Online sales tax has far-reaching effects, especially in a cash-strapped state like Illinois (it lost $451M in sales tax collection in 2011 and $507M in 2012, according to ICSC). Here are some notable comments you had about the Marketplace Fairness Act's positive impact on retail real estate:
- "In a state like Illinois, where sales tax is 10%, the online stores have a 10% advantage. This will go away."
- "Prices will be more competitive...retailers like Best Buy are starting to offer price-matching to deals found online--all the more reason to go into a store and see your item firsthand."
- "It is more appropriate to pose the question differently: Will Amazon go out of business when it loses the sales tax subsidy it has been receiving for many years?"
Others (who love free shipping and that smiling cardboard box) tell us the days of 'doing the mall' are over and convenience is king in today's wired, instant-gratification world.
- "People will justify the tax as a 'convenience item' for being able to shop from their homes and desk."
- "People don't care as much about saving the sales tax as they do about the ease of not having to go out to shop. Except maybe in Chicago where our sales tax is a million percent."
- "Internet sales are...making the purchase an 'experience.' Sales tax is a minor issue versus the overall transaction and online conversion of the sale."

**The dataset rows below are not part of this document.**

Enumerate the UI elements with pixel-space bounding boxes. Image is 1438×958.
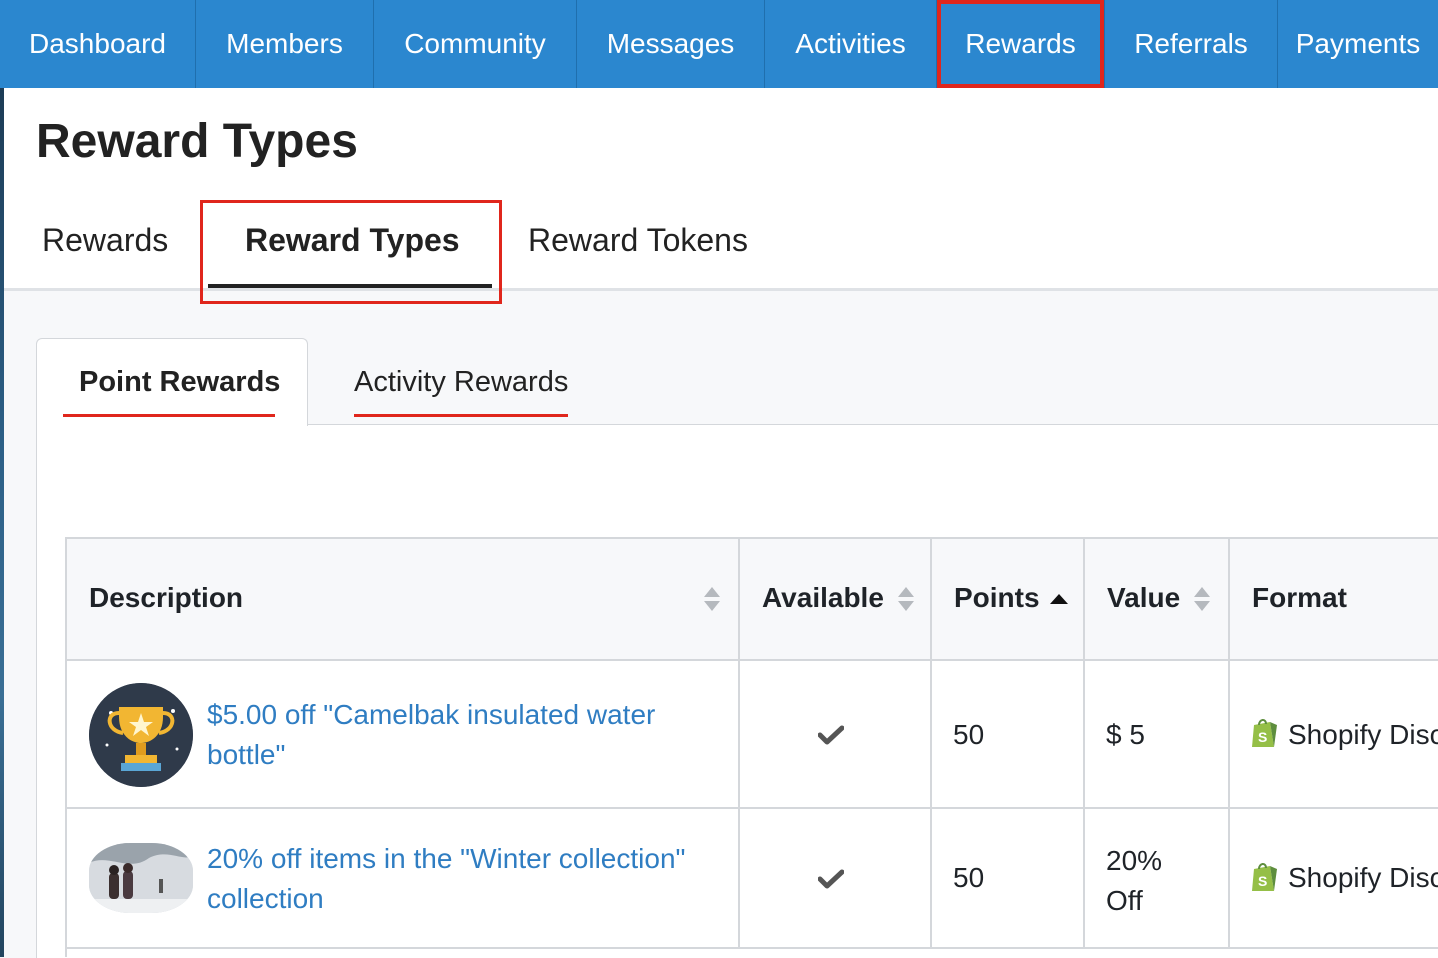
- nav-label: Messages: [606, 28, 735, 59]
- nav-item-rewards[interactable]: Rewards: [937, 0, 1105, 88]
- nav-item-members[interactable]: Members: [196, 0, 374, 88]
- sort-ascending-icon[interactable]: [1050, 594, 1068, 604]
- header-label: Format: [1252, 582, 1347, 613]
- nav-item-messages[interactable]: Messages: [577, 0, 765, 88]
- column-header-points[interactable]: Points: [932, 539, 1085, 661]
- page-title: Reward Types: [36, 115, 358, 168]
- nav-label: Rewards: [965, 28, 1076, 59]
- table-row: 20% off items in the "Winter collection"…: [67, 809, 740, 949]
- sort-icon[interactable]: [704, 587, 720, 613]
- column-header-format[interactable]: Format: [1230, 539, 1438, 661]
- check-icon: [818, 869, 844, 889]
- winter-photo: [89, 843, 193, 913]
- description-line: bottle": [207, 739, 286, 770]
- nav-label: Dashboard: [29, 28, 166, 59]
- nav-label: Payments: [1295, 28, 1421, 59]
- nav-label: Activities: [795, 28, 906, 59]
- description-line: $5.00 off "Camelbak insulated water: [207, 699, 656, 730]
- value-text: $ 5: [1106, 719, 1145, 750]
- description-line: 20% off items in the "Winter collection": [207, 843, 686, 874]
- format-text: Shopify Disc: [1288, 719, 1438, 750]
- reward-description-link[interactable]: 20% off items in the "Winter collection"…: [207, 839, 727, 919]
- format-text: Shopify Disc: [1288, 862, 1438, 893]
- value-text: 20%: [1106, 845, 1163, 876]
- tab-rewards[interactable]: Rewards: [42, 222, 168, 259]
- trophy-icon: [89, 683, 193, 787]
- header-label: Available: [762, 582, 884, 613]
- subtab-bar: Point Rewards Activity Rewards: [36, 338, 1438, 426]
- subtab-activity-rewards[interactable]: Activity Rewards: [354, 366, 568, 399]
- description-line: collection: [207, 883, 324, 914]
- nav-item-community[interactable]: Community: [374, 0, 577, 88]
- header-label: Points: [954, 582, 1040, 613]
- nav-label: Community: [404, 28, 546, 59]
- subtab-underline: [354, 414, 568, 417]
- available-cell: [740, 809, 932, 949]
- value-cell: $ 5: [1085, 661, 1230, 809]
- column-header-description[interactable]: Description: [67, 539, 740, 661]
- sort-icon[interactable]: [898, 587, 914, 613]
- column-header-value[interactable]: Value: [1085, 539, 1230, 661]
- shopify-icon: S: [1252, 863, 1277, 891]
- svg-text:S: S: [1258, 729, 1267, 745]
- value-cell: 20% Off: [1085, 809, 1230, 949]
- points-cell: 50: [932, 809, 1085, 949]
- sort-icon[interactable]: [1194, 587, 1210, 613]
- svg-text:S: S: [1258, 873, 1267, 889]
- header-label: Description: [89, 582, 244, 613]
- points-value: 50: [953, 719, 985, 750]
- shopify-icon: S: [1252, 719, 1277, 747]
- tab-highlight-box: [200, 200, 502, 304]
- points-value: 50: [953, 862, 985, 893]
- header-label: Value: [1107, 582, 1181, 613]
- subtab-underline: [63, 414, 275, 417]
- check-icon: [818, 725, 844, 745]
- nav-label: Members: [226, 28, 343, 59]
- table-row: $5.00 off "Camelbak insulated water bott…: [67, 661, 740, 809]
- tab-reward-tokens[interactable]: Reward Tokens: [528, 222, 748, 259]
- column-header-available[interactable]: Available: [740, 539, 932, 661]
- nav-label: Referrals: [1134, 28, 1248, 59]
- rewards-table: Description Available Points Value Forma…: [65, 537, 1438, 957]
- subtab-point-rewards[interactable]: Point Rewards: [79, 366, 280, 399]
- points-cell: 50: [932, 661, 1085, 809]
- nav-item-payments[interactable]: Payments: [1278, 0, 1438, 88]
- format-cell: S Shopify Disc: [1230, 809, 1438, 949]
- format-cell: S Shopify Disc: [1230, 661, 1438, 809]
- value-text: Off: [1106, 885, 1143, 916]
- nav-item-referrals[interactable]: Referrals: [1105, 0, 1278, 88]
- nav-item-dashboard[interactable]: Dashboard: [0, 0, 196, 88]
- page-header: Reward Types Rewards Reward Types Reward…: [4, 88, 1438, 304]
- reward-description-link[interactable]: $5.00 off "Camelbak insulated water bott…: [207, 695, 727, 775]
- top-nav: Dashboard Members Community Messages Act…: [0, 0, 1438, 88]
- available-cell: [740, 661, 932, 809]
- nav-item-activities[interactable]: Activities: [765, 0, 937, 88]
- subtab-divider: [308, 424, 1438, 425]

After hearing from all you smart shoppers, we checked in with the Marketplace Fairness Coalition. Inland Real Estate Corp EVP and CIO Scott Carr tells us retailers expect to compete on price, but lack of sales tax online puts brick-and-mortar at a competitive disadvantage. As stores become more omni-channel, incorporating electronic media into the brick-and-mortar experience, a level playing field is even more critical, Scott says. It is also important to note that sales tax online is not new, he adds. Consumers are currently obligated to pay online sales tax, but Internet retailers aren't obligated to collect (tricky). With the recent momentum-building Senate vote in support of the bill, we imagine this will be a hot topic next month at ICSC's RECon.